Julieanne nodded. This was a relaxing activity. A good one to do as they wound down for bed.
‘I’ll just go and clear up the dinner dishes and then I’ll read to the girls,’ Quinn said.
‘What’s Mum doing?’ Julieanne asked him.
‘Ironing the girls’ school shirts.’
Between them they were doing all the things she used to do. Routine things that she had done, day in, day out. She’d once wished, on some days, that she’d had someone to share that load, someone to do those neverend-ing tasks, but now she wished she had the energy and the attention span to do the ironing or to stand at the kitchen sink.
She brushed her daughters’ hair as she listened to their chatter. They didn’t need much input from her, they were content with each other’s company and Beth, in particular, didn’t look for her input. Julieanne was happy to sit and listen. Happy just to be part of their lives.
‘Who’s ready for a story?’ Quinn was back.
‘Would you mind reading it in here?’ Julieanne asked. ‘The girls can lie with me and listen.’ She wasn’t ready for the girls to leave her yet. She was feeling melancholy.
Quinn nodded. There was an antique wing chair in the corner of the room and he folded himself into it and draped one leg over the arm. Julieanne tried to ignore how out of place he looked in her room. She had redecorated earlier in the year and while it wasn’t frilly or fussy it was very feminine with a lot of accents of her favourite colour, pink. Quinn looked far too rugged and large for the dainty chair and the fabrics of his surroundings.
Julieanne closed her eyes as he started to read. She had one twin on each side of her, their warm bodies pressed up against her. She could breathe in their clean, apple scent from the soap and shampoo.

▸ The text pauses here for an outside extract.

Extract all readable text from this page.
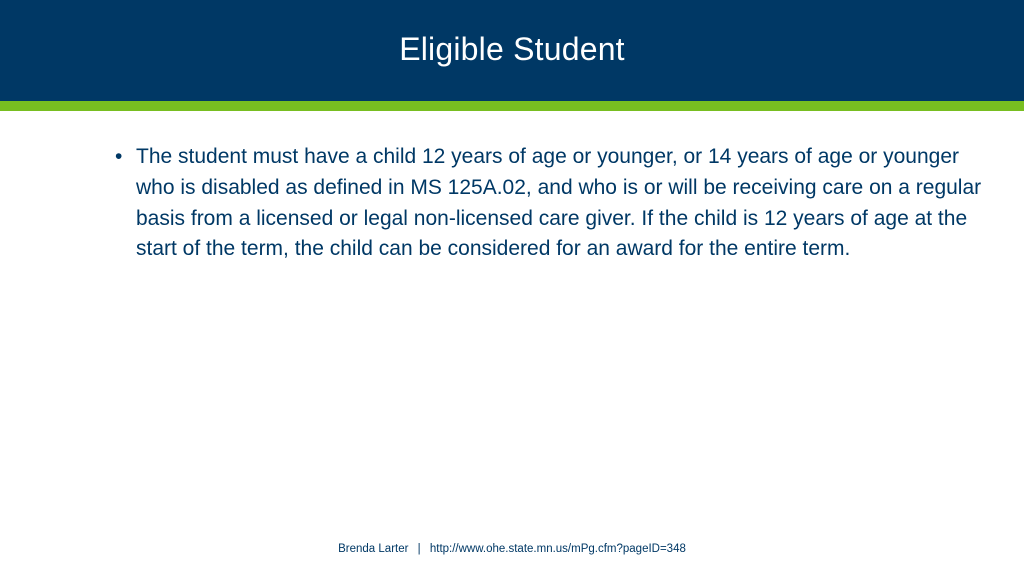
Eligible Student
• The student must have a child 12 years of age or younger, or 14 years of age or younger who is disabled as defined in MS 125A.02, and who is or will be receiving care on a regular basis from a licensed or legal non-licensed care giver. If the child is 12 years of age at the start of the term, the child can be considered for an award for the entire term.
Brenda Larter | http://www.ohe.state.mn.us/mPg.cfm?pageID=348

‘Can we sleep here with Mummy?’ Beth asked as Quinn finished the second chapter.
‘Please, Daddy, you can sleep on the couch,’ Eliza added.
Julieanne was still amazed at how the girls had never really noticed that their parents were divorced. She could only suppose that because Quinn had spent so little time in the country over the past two years they were more used to him being absent than present, so divorced or away was really no different. And because he went to bed after them and got up before them, they didn’t notice that he slept in the study.
Quinn nodded as he stood and picked up the cashmere blanket that was draped over the back of the wing chair. He spread the rug over the girls and Julieanne. ‘I’ll carry you to your beds later, though, okay,’ he told them, ‘so that you don’t disturb Mum with your wriggling.’
Julieanne stirred when Quinn returned and lifted the blanket off the sleeping trio. She opened her eyes and watched as he scooped Eliza off the bed. She looked as light as a feather in his arms. Eliza turned her face into Quinn’s chest, tucking herself against him. He kissed her forehead as she snuggled against him. She was the more affectionate of the girls, the one who needed more physical attention. The one who was most like Julieanne.
There was more of Quinn in Beth. She had the same determination, the same courage of her convictions. Once she made a decision she very rarely changed her mind. She was loyal but she didn’t need constant reassurance. She was more likely to give it to others.
Julieanne hoped that when the time came, when the girls were without her, Beth would get comfort. She would need it as, despite her independent nature, she was only nine. Eliza would be fine, she would seek solace and love and reassurance, but it wasn’t in Beth’s nature. Julieanne would have to remember to tell Quinn to watch out for her.